Mack Hall, HSG
Hitler’s Panties
Someone has purchased Adolf Hitler’s undies for $6,700. And let the people say, “Eeyewwwww.”
The buyer’s name has been kept unmentionable, and one
understands why: a collector of fanboy unmentionables is a candidate for a room
next to the fellow who is convinced he is Napoleon.
Dear Leader’s bvds apparently were misplaced in the
laundry in an Austrian hotel in 1938. Imagine
being the room service guy who had to explain how he misplaced Der Fuhrer’s
drawers. Someone kept them as a souvenir
of good times, and they were recently sold at an auction in Maryland. This classy ‘n’ sassy delicate (gentle cycle
only) is usually not the sort of thing that appears on Ebay.

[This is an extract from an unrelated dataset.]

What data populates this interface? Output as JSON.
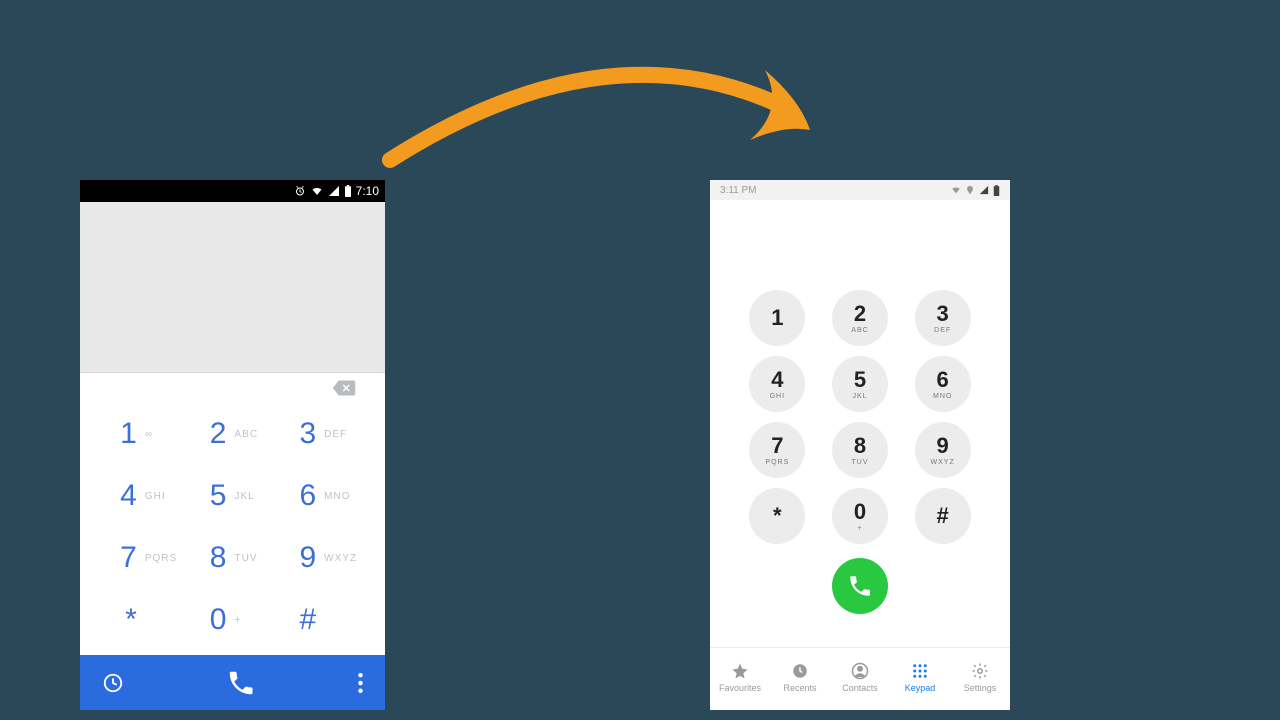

Importing Hitler’s you-know-whats into the USA must have
been amusing – how would the customs label read?
Boxers? Or briefs?
Boxers. There is
an “AH” embossed on the garment, but no little swastikas, fasces, double
lightning bolts, or Winnie-the-Pooh characters.
One imagines those quiet evenings at home with Wolfie and
Eva Braun, roasting civilizations in the fireplace and whispering sweet Nazi-ings
to each other while accoutered in their loungewear.
There was that awkward occasion when AH discovered that
EB kept a poster of a topless Josef Stalin in her boudoir, but they made it up
when EB giggled that AH’s ‘stache was much ticklier than JS’s.
Did Stalin lounge about the Kremlin in his longIvans ‘way
into the wee hours listening to The Andrews Sisters records and autographing
death warrants?
But maybe the old boy was a bit more risqué, something in
sync with “The Volga Boatmen’s Thong.”
One wonders if there is a market for General Tojo’s
no-nos.
Or a Mussolini bikini.
Mao Tse Dung’s Long March Xuans.
Ah, well, we’d better keep this shorts…uh, short.